Jorge Carvalho do Nascimento*

 

 

O padrão de comportamento cobrado pelo Colégio Salesiano é visível no discurso de um ex-aluno da instituição que conheceu o Compêndio de Civilidade dos Padres Salesianos: "Eu tenho orgulho do meu pai. Meu pai era muito religioso. No Salesiano, a minha formação foi essa, sob protesto porque era uma formação religiosa muito severa, pela imposição. Na dureza que ele dirigia a gente, ele dizia da vida, do respeito. Papai nunca admitiu que alguém pegasse o que não era seu, ele transmitiu isso aos filhos dele. Disso eu me orgulho e digo que meu pai era um homem de bem, e nós herdamos. Fomos criados assim. Ele tinha um ditado que dizia: 'O homem só estira o braço até onde a mão alcança'. E todos só devem ter dividas com Jesus Cristo. A esse a gente vai prestar contas um dia. O velho lutava, tinha umas coisas que ele dizia: 'Seja até sapateiro, mas procure ser um dos melhores da sua classe'. Essa era a posição que ele defendia" (SILVA, Laonte Gama da. Entrevista concedida ao autor no dia 24 de setembro de 2003).

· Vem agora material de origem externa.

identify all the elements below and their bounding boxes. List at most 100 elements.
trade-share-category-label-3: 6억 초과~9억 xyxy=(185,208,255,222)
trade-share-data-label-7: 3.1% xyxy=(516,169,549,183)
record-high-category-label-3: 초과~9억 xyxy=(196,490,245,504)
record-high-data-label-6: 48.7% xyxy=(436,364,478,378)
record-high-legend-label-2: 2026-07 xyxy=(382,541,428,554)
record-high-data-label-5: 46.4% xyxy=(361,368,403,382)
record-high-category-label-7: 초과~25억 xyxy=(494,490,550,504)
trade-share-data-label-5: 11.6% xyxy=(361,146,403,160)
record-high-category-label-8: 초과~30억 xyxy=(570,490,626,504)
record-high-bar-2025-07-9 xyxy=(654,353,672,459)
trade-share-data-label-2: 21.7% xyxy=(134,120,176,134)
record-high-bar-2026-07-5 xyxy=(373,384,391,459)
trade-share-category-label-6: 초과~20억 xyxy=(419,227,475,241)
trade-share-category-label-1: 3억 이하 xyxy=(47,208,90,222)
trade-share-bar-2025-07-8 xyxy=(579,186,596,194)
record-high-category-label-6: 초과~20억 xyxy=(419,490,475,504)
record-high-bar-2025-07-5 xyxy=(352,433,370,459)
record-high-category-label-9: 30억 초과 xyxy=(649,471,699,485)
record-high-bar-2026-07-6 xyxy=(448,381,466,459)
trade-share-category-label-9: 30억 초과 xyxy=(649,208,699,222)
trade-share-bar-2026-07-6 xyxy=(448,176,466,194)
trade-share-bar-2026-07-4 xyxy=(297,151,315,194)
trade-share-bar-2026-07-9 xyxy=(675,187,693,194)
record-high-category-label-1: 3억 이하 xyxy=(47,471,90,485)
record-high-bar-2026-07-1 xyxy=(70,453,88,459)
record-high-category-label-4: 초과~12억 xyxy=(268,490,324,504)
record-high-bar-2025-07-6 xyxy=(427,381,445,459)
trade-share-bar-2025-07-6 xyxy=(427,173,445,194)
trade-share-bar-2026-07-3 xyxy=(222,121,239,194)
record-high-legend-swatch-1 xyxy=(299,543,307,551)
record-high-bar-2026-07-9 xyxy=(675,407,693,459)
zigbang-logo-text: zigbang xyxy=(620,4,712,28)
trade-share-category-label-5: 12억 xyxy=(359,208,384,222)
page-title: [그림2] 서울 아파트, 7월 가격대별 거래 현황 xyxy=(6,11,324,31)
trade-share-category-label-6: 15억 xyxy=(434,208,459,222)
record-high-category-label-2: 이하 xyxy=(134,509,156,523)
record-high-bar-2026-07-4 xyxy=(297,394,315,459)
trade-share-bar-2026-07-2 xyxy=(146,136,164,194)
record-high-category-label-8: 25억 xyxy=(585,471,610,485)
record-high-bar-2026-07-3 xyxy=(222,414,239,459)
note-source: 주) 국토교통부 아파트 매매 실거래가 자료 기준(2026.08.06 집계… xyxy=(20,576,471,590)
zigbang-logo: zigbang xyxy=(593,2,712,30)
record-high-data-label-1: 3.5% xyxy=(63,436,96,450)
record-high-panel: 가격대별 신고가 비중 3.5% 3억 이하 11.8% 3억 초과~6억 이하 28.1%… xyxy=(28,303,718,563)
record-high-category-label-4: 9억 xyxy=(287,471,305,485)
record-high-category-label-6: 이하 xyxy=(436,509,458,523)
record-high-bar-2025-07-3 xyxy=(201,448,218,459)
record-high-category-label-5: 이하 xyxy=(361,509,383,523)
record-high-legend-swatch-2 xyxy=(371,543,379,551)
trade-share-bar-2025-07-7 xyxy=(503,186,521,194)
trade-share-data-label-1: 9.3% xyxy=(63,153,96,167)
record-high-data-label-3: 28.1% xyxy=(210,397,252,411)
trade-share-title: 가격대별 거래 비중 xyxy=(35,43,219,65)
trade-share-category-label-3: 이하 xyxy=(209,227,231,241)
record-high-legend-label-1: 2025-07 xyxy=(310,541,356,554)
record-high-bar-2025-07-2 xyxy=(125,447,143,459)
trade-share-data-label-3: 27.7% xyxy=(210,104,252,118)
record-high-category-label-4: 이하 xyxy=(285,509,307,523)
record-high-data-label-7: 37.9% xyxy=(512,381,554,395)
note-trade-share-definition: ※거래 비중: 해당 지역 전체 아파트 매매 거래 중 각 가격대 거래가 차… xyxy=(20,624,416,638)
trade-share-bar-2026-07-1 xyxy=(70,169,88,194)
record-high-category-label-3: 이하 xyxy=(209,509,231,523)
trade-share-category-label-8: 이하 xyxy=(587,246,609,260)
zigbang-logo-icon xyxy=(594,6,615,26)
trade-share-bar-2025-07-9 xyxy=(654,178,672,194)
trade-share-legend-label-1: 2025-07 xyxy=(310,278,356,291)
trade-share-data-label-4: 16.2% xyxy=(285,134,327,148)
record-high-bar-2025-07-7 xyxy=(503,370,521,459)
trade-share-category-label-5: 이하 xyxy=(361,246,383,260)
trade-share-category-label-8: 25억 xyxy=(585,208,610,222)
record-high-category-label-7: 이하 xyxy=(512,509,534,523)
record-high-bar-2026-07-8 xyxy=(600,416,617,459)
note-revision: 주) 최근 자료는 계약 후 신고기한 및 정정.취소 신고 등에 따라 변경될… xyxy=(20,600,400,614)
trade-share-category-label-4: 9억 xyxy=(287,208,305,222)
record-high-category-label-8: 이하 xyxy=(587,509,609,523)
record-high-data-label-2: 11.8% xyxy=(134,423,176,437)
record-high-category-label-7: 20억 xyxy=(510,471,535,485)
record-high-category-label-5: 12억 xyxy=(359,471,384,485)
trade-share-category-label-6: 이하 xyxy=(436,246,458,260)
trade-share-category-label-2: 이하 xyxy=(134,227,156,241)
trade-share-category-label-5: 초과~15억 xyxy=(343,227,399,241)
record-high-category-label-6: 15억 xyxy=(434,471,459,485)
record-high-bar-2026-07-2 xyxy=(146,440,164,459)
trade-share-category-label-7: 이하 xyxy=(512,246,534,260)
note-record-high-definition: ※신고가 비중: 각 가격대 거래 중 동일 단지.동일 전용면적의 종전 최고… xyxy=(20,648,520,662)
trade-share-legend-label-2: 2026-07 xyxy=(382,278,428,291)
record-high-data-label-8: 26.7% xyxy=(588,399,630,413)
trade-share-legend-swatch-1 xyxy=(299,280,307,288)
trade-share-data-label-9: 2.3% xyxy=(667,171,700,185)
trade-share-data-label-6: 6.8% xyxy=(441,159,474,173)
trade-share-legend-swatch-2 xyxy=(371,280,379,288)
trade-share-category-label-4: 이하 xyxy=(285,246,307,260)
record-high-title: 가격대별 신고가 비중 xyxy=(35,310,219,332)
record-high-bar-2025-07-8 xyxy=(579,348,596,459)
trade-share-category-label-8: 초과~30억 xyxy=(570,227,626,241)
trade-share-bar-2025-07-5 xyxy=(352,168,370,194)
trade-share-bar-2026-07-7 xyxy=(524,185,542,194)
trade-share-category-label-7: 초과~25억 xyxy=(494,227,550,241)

Da mesma maneira, Cândido Augusto Sampaio Pereira, um outro ex-aluno do Colégio Salesiano Nossa Senhora Auxiliadora na década de 40 do século XX, que também conheceu o Compêndio de Civilidade, reverencia a imagem paterna: "Meu pai era cristão. Todo dia se rezava o terço na minha casa. Naquela época meu pai obrigava e a gente obedecia. Meu pai lia muito pra gente sentado em uma cadeira e nós sentados, eu, minha irmã, meu irmão que é desembargador e a mais nova. A gente ficava sentado no chão e ele lendo a vida de Cristo, romances em voz alta e a gente ouvindo aquilo ali embevecido. Quer dizer foi uma infância assim, muito rica. Papai foi um homem de sabedoria de vida impressionante" (PEREIRA, Cândido Augusto Sampaio. Entrevista concedida a Marco Arlindo Amorim Melo Nery, no dia 22 de fevereiro de 2004).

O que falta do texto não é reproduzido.